Nurses play an important role in the holistic care of patients with COPD. In line with studies showing the effectiveness of both pharmacist and nurse interventions,29,31 empowerment of the TAP nurses in our study proved invaluable. The close rapport between them and the patients with COPD helped in convincing patients who were initially resistant to vaccinations to proceed with vaccinations.

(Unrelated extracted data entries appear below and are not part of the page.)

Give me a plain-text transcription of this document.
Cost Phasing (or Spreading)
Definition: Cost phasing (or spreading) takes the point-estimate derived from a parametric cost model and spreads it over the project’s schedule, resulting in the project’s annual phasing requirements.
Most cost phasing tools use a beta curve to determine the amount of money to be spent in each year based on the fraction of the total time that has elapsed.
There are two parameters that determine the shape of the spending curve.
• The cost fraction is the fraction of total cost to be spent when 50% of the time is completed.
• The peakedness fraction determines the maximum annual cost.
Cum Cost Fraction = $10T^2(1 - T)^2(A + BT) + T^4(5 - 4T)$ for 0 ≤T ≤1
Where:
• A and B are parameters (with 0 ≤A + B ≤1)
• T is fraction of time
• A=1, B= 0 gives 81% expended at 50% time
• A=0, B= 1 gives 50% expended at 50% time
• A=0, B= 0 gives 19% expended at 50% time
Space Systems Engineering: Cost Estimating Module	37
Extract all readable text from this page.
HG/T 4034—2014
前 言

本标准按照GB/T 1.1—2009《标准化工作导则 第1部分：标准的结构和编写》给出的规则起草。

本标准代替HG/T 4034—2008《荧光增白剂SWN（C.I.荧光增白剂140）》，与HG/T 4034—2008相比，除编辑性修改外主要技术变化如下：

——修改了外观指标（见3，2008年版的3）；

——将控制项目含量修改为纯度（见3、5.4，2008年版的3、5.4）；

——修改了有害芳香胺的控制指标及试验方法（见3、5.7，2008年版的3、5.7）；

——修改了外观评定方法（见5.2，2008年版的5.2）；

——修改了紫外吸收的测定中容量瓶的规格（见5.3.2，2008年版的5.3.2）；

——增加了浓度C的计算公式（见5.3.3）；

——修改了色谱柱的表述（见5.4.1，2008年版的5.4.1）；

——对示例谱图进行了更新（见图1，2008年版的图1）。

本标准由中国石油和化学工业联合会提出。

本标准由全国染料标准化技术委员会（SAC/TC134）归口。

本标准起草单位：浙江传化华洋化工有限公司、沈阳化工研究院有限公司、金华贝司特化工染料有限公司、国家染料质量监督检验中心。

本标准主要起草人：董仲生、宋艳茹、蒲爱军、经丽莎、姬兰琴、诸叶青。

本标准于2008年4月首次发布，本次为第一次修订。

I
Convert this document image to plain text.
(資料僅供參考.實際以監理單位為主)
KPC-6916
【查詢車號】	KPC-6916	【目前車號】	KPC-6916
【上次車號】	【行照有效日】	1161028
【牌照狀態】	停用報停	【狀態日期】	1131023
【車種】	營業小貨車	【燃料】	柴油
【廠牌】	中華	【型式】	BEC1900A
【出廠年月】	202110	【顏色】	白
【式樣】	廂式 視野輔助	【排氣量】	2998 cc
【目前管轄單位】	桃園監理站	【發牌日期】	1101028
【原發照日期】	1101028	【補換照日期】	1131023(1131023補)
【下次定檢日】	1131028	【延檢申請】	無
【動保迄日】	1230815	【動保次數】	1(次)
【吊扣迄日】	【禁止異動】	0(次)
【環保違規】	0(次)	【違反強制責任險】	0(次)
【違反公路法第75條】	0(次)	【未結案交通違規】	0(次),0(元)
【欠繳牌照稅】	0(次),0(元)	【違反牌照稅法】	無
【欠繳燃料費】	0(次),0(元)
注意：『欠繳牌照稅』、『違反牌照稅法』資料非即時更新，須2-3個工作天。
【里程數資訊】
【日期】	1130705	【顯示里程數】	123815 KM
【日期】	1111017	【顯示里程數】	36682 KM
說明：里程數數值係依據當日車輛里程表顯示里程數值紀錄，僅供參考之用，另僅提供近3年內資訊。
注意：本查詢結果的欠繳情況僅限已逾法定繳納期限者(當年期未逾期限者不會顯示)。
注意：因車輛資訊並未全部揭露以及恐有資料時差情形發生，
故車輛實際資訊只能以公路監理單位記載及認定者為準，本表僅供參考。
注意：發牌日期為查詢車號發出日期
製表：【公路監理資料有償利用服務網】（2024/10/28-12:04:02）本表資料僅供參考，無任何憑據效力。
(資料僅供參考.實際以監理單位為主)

To the best of the authors’ knowledge, this is the largest prospective study dedicated to influenza vaccination for patients with COPD. Strengths include the minimal loss of patient follow-up, the detailed assessment of reasons for change in prescription practices, and the real-world nature with easy-to-implement interventions. The study, however, has limitations. As it was non-blinded before-and-after study, a Hawthorne effect resulting in physicians increasing vaccination rates simply because of awareness of the ongoing investigation cannot be excluded. In addition, the current study analysed results after 1 year of interventions and did not evaluate sustainability over a longer period. Sustained reminders, constant audits, and regular feedback are required to ensure long-term practice change.
A multi-pronged approach can help improve influenza vaccination rates among patients with COPD. With greater self-awareness of current practices by physicians, coupled with reminders through cards, the EHR, and nurses, vaccination rates improved to 80.7%. Further reinforcement and regular audits are important to ensure the sustainability of this vaccination program.
Statement Of Data Availability
The authors confirm that the data supporting the findings of this study are available within the article and tables. They are also available on request from the corresponding author, Andrew Li. The data is not publicly available due to the information that could compromise the privacy of the research participants.
The authors declare that there are no conflicts of interest in this work.